Taipei: Institute of Linguistics, Academia Sinica. 227 pp. ISBN 986-00-5228-X.

In the past decades, Sino-Tibetan historical linguistics has increasingly become a flourishing field of studies, both in China and elsewhere. Recent trends include growing awareness of the importance of shared common innovations for subgrouping within Sino- Tibetan (Sagart 1995; van Driem 2001, 2006), interest in computational methods derived from evolutionary biology to test hypotheses about the sequence and timing of proposed subgroups (Sagart, Blench and Sanchez-Mazas 2005), and steady advances in Old Chinese reconstructions (Baxter 1992; Baxter and Sagart 1997; Sagart 1999; Zhengzhang 2003).
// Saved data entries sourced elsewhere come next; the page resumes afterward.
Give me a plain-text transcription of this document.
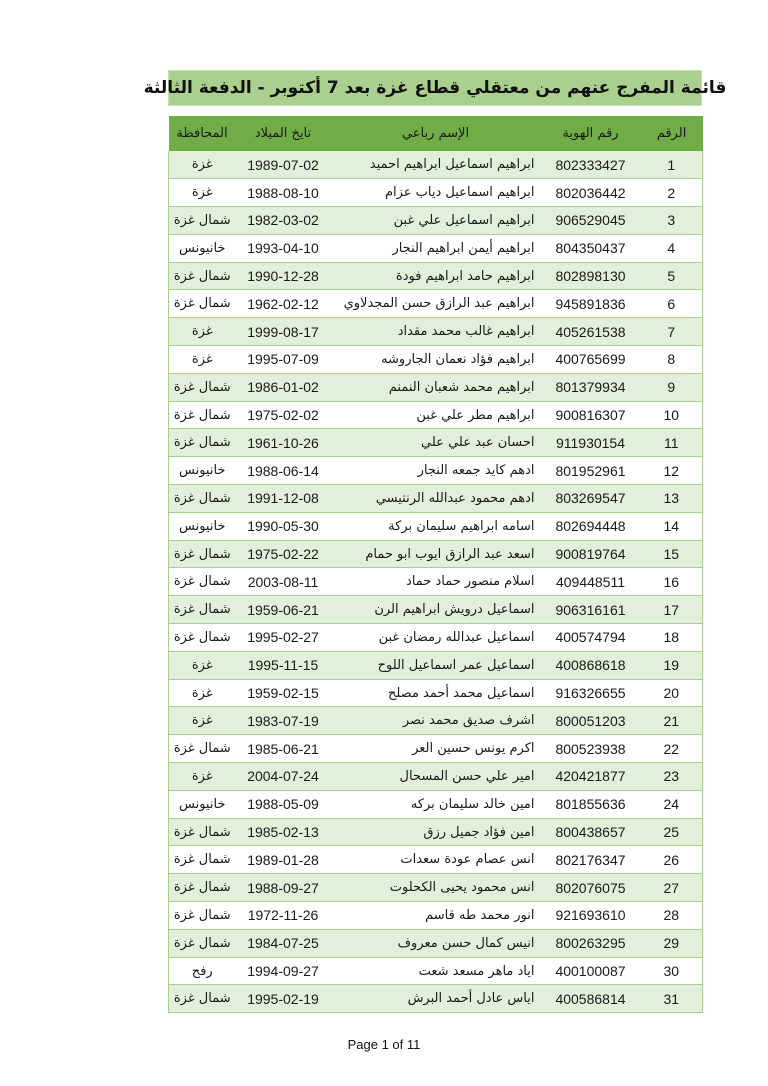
قائمة المفرج عنهم من معتقلي قطاع غزة بعد 7 أكتوبر - الدفعة الثالثة
الرقم	رقم الهوية	الإسم رباعي	تايخ الميلاد	المحافظة
1	802333427	ابراهيم اسماعيل ابراهيم احميد	1989-07-02	غزة
2	802036442	ابراهيم اسماعيل دياب عزام	1988-08-10	غزة
3	906529045	ابراهيم اسماعيل علي غبن	1982-03-02	شمال غزة
4	804350437	ابراهيم أيمن ابراهيم النجار	1993-04-10	خانيونس
5	802898130	ابراهيم حامد ابراهيم فودة	1990-12-28	شمال غزة
6	945891836	ابراهيم عبد الرازق حسن المجدلاوي	1962-02-12	شمال غزة
7	405261538	ابراهيم غالب محمد مقداد	1999-08-17	غزة
8	400765699	ابراهيم فؤاد نعمان الجاروشه	1995-07-09	غزة
9	801379934	ابراهيم محمد شعبان النمنم	1986-01-02	شمال غزة
10	900816307	ابراهيم مطر علي غبن	1975-02-02	شمال غزة
11	911930154	احسان عبد علي علي	1961-10-26	شمال غزة
12	801952961	ادهم كايد جمعه النجار	1988-06-14	خانيونس
13	803269547	ادهم محمود عبدالله الرنتيسي	1991-12-08	شمال غزة
14	802694448	اسامه ابراهيم سليمان بركة	1990-05-30	خانيونس
15	900819764	اسعد عبد الرازق ايوب ابو حمام	1975-02-22	شمال غزة
16	409448511	اسلام منصور حماد حماد	2003-08-11	شمال غزة
17	906316161	اسماعيل درويش ابراهيم الرن	1959-06-21	شمال غزة
18	400574794	اسماعيل عبدالله رمضان غبن	1995-02-27	شمال غزة
19	400868618	اسماعيل عمر اسماعيل اللوح	1995-11-15	غزة
20	916326655	اسماعيل محمد أحمد مصلح	1959-02-15	غزة
21	800051203	اشرف صديق محمد نصر	1983-07-19	غزة
22	800523938	اكرم يونس حسين العر	1985-06-21	شمال غزة
23	420421877	امير علي حسن المسحال	2004-07-24	غزة
24	801855636	امين خالد سليمان بركه	1988-05-09	خانيونس
25	800438657	امين فؤاد جميل رزق	1985-02-13	شمال غزة
26	802176347	انس عصام عودة سعدات	1989-01-28	شمال غزة
27	802076075	انس محمود يحيى الكحلوت	1988-09-27	شمال غزة
28	921693610	انور محمد طه قاسم	1972-11-26	شمال غزة
29	800263295	انيس كمال حسن معروف	1984-07-25	شمال غزة
30	400100087	اياد ماهر مسعد شعت	1994-09-27	رفح
31	400586814	اياس عادل أحمد البرش	1995-02-19	شمال غزة
Page 1 of 11
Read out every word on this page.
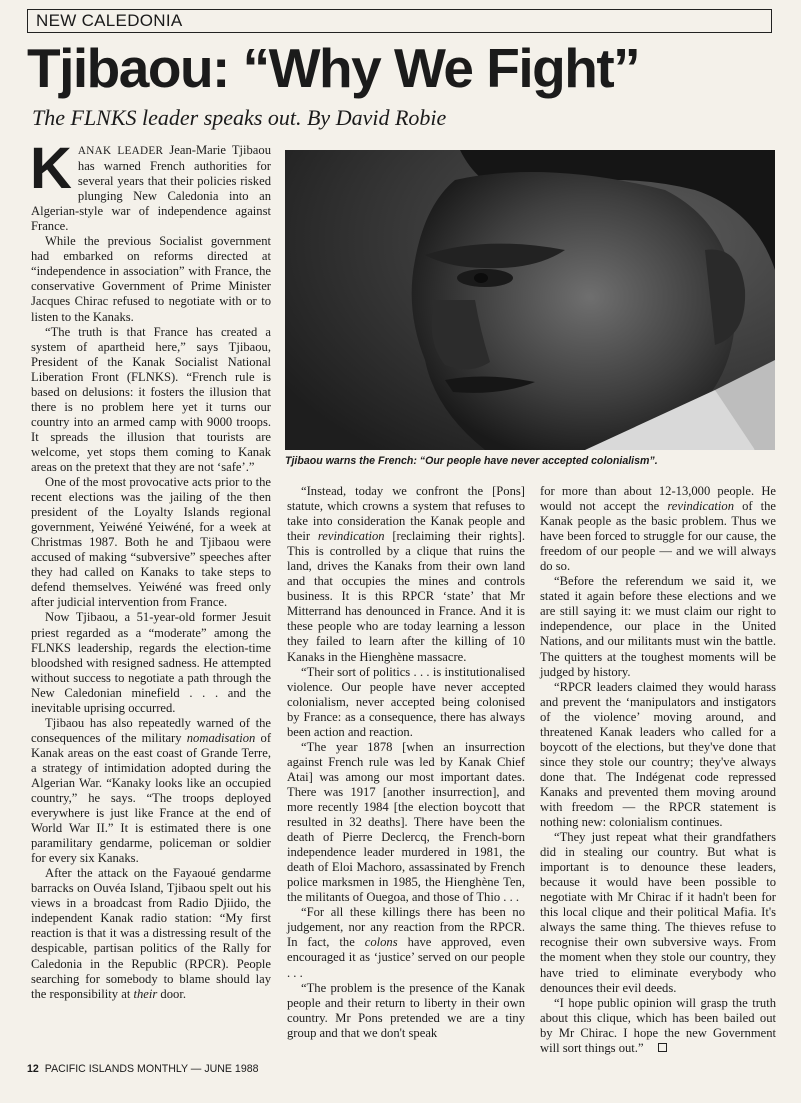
NEW CALEDONIA
Tjibaou: “Why We Fight”
The FLNKS leader speaks out. By David Robie
Tjibaou warns the French: “Our people have never accepted colonialism”.

KANAK LEADER Jean-Marie Tjibaou has warned French authorities for several years that their policies risked plunging New Caledonia into an Algerian-style war of independence against France.

While the previous Socialist government had embarked on reforms directed at “independence in association” with France, the conservative Government of Prime Minister Jacques Chirac refused to negotiate with or to listen to the Kanaks.

“The truth is that France has created a system of apartheid here,” says Tjibaou, President of the Kanak Socialist National Liberation Front (FLNKS). “French rule is based on delusions: it fosters the illusion that there is no problem here yet it turns our country into an armed camp with 9000 troops. It spreads the illusion that tourists are welcome, yet stops them coming to Kanak areas on the pretext that they are not ‘safe’.”

One of the most provocative acts prior to the recent elections was the jailing of the then president of the Loyalty Islands regional government, Yeiwéné Yeiwéné, for a week at Christmas 1987. Both he and Tjibaou were accused of making “subversive” speeches after they had called on Kanaks to take steps to defend themselves. Yeiwéné was freed only after judicial intervention from France.

Now Tjibaou, a 51-year-old former Jesuit priest regarded as a “moderate” among the FLNKS leadership, regards the election-time bloodshed with resigned sadness. He attempted without success to negotiate a path through the New Caledonian minefield . . . and the inevitable uprising occurred.

Tjibaou has also repeatedly warned of the consequences of the military nomadisation of Kanak areas on the east coast of Grande Terre, a strategy of intimidation adopted during the Algerian War. “Kanaky looks like an occupied country,” he says. “The troops deployed everywhere is just like France at the end of World War II.” It is estimated there is one paramilitary gendarme, policeman or soldier for every six Kanaks.

After the attack on the Fayaoué gendarme barracks on Ouvéa Island, Tjibaou spelt out his views in a broadcast from Radio Djiido, the independent Kanak radio station: “My first reaction is that it was a distressing result of the despicable, partisan politics of the Rally for Caledonia in the Republic (RPCR). People searching for somebody to blame should lay the responsibility at their door.

“Instead, today we confront the [Pons] statute, which crowns a system that refuses to take into consideration the Kanak people and their revindication [reclaiming their rights]. This is controlled by a clique that ruins the land, drives the Kanaks from their own land and that occupies the mines and controls business. It is this RPCR ‘state’ that Mr Mitterrand has denounced in France. And it is these people who are today learning a lesson they failed to learn after the killing of 10 Kanaks in the Hienghène massacre.

“Their sort of politics . . . is institutionalised violence. Our people have never accepted colonialism, never accepted being colonised by France: as a consequence, there has always been action and reaction.

“The year 1878 [when an insurrection against French rule was led by Kanak Chief Atai] was among our most important dates. There was 1917 [another insurrection], and more recently 1984 [the election boycott that resulted in 32 deaths]. There have been the death of Pierre Declercq, the French-born independence leader murdered in 1981, the death of Eloi Machoro, assassinated by French police marksmen in 1985, the Hienghène Ten, the militants of Ouegoa, and those of Thio . . .

“For all these killings there has been no judgement, nor any reaction from the RPCR. In fact, the colons have approved, even encouraged it as ‘justice’ served on our people . . .

“The problem is the presence of the Kanak people and their return to liberty in their own country. Mr Pons pretended we are a tiny group and that we don't speak

for more than about 12-13,000 people. He would not accept the revindication of the Kanak people as the basic problem. Thus we have been forced to struggle for our cause, the freedom of our people — and we will always do so.

“Before the referendum we said it, we stated it again before these elections and we are still saying it: we must claim our right to independence, our place in the United Nations, and our militants must win the battle. The quitters at the toughest moments will be judged by history.

“RPCR leaders claimed they would harass and prevent the ‘manipulators and instigators of the violence’ moving around, and threatened Kanak leaders who called for a boycott of the elections, but they've done that since they stole our country; they've always done that. The Indégenat code repressed Kanaks and prevented them moving around with freedom — the RPCR statement is nothing new: colonialism continues.

“They just repeat what their grandfathers did in stealing our country. But what is important is to denounce these leaders, because it would have been possible to negotiate with Mr Chirac if it hadn't been for this local clique and their political Mafia. It's always the same thing. The thieves refuse to recognise their own subversive ways. From the moment when they stole our country, they have tried to eliminate everybody who denounces their evil deeds.

“I hope public opinion will grasp the truth about this clique, which has been bailed out by Mr Chirac. I hope the new Government will sort things out.”

12 PACIFIC ISLANDS MONTHLY — JUNE 1988
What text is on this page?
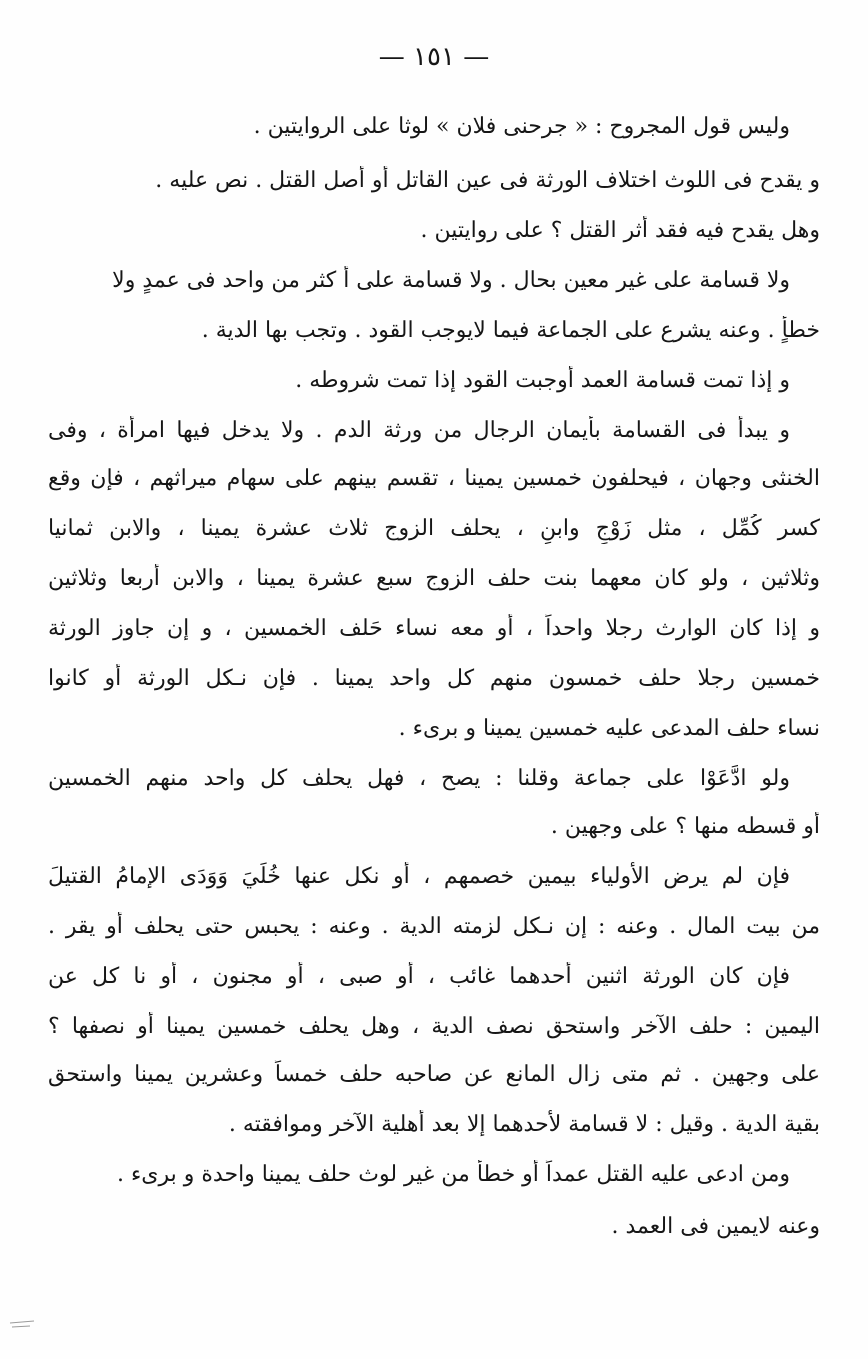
— ١٥١ —
وليس قول المجروح : « جرحنى فلان » لوثا على الروايتين .
و يقدح فى اللوث اختلاف الورثة فى عين القاتل أو أصل القتل . نص عليه .
وهل يقدح فيه فقد أثر القتل ؟ على روايتين .
ولا قسامة على غير معين بحال . ولا قسامة على أ كثر من واحد فى عمدٍ ولا
خطأٍ . وعنه يشرع على الجماعة فيما لايوجب القود . وتجب بها الدية .
و إذا تمت قسامة العمد أوجبت القود إذا تمت شروطه .
و يبدأ فى القسامة بأيمان الرجال من ورثة الدم . ولا يدخل فيها امرأة ، وفى
الخنثى وجهان ، فيحلفون خمسين يمينا ، تقسم بينهم على سهام ميراثهم ، فإن وقع
كسر كُمِّل ، مثل زَوْجٍ وابنٍ ، يحلف الزوج ثلاث عشرة يمينا ، والابن ثمانيا
وثلاثين ، ولو كان معهما بنت حلف الزوج سبع عشرة يمينا ، والابن أربعا وثلاثين
و إذا كان الوارث رجلا واحداً ، أو معه نساء حَلف الخمسين ، و إن جاوز الورثة
خمسين رجلا حلف خمسون منهم كل واحد يمينا . فإن نـكل الورثة أو كانوا
نساء حلف المدعى عليه خمسين يمينا و برىء .
ولو ادَّعَوْا على جماعة وقلنا : يصح ، فهل يحلف كل واحد منهم الخمسين
أو قسطه منها ؟ على وجهين .
فإن لم يرض الأولياء بيمين خصمهم ، أو نكل عنها خُلِّيَ وَوَدَى الإمامُ القتيلَ
من بيت المال . وعنه : إن نـكل لزمته الدية . وعنه : يحبس حتى يحلف أو يقر .
فإن كان الورثة اثنين أحدهما غائب ، أو صبى ، أو مجنون ، أو نا كل عن
اليمين : حلف الآخر واستحق نصف الدية ، وهل يحلف خمسين يمينا أو نصفها ؟
على وجهين . ثم متى زال المانع عن صاحبه حلف خمساً وعشرين يمينا واستحق
بقية الدية . وقيل : لا قسامة لأحدهما إلا بعد أهلية الآخر وموافقته .
ومن ادعى عليه القتل عمداً أو خطأ من غير لوث حلف يمينا واحدة و برىء .
وعنه لايمين فى العمد .
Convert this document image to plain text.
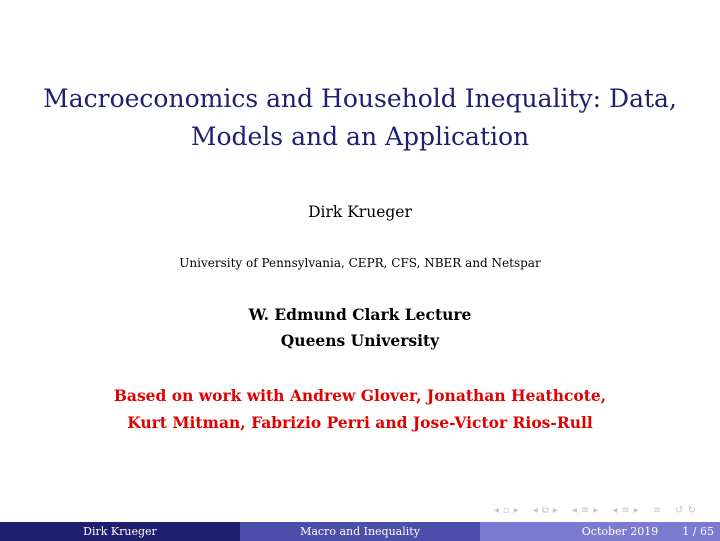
Macroeconomics and Household Inequality: Data,
Models and an Application
Dirk Krueger
University of Pennsylvania, CEPR, CFS, NBER and Netspar
W. Edmund Clark Lecture
Queens University
Based on work with Andrew Glover, Jonathan Heathcote,
Kurt Mitman, Fabrizio Perri and Jose-Victor Rios-Rull
◂ ▫ ▸ ◂ ⧉ ▸ ◂ ≡ ▸ ◂ ≡ ▸ ≡ ↺ ↻
Dirk Krueger	Macro and Inequality	October 2019 1 / 65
Wang Feng’s Comparison of languages in contact: The distillation method and the case of Bai (the revised version of his 2004 Ph.D. dissertation) marries all these developments, while focusing on a language of considerable importance for a better understanding of Sino-Tibetan: Bai. The genetic affiliation of the Bai language has been disputed due to its prolonged contact history with Chinese. However, despite an overwhelming number of Chinese loanwords, most scholars see Bai as an independent Sino-Tibetan language (cf. Lacouperie 1887; Li 1937; Zhao 1982; Dell 1981; Lee and Sagart 1998; Matisoff 2003; van Driem 2001). In Comparison of languages in contact:

The distillation method and the case of Bai, Wang postulates a set of Sino-Bai related words and on the basis thereof argues that the relationship between Bai and Chinese is due to inheritance from a common ancestor. As is evident from the title, Wang considers the major contribution of his book to be methodological. That is, he advances a general method, the Distillation Method, for establishing the genetic affiliation of a language whose origins are unknown due to long and intensive contact with one or more other languages. This review accordingly focuses on the methodological aspects of Wang’s study.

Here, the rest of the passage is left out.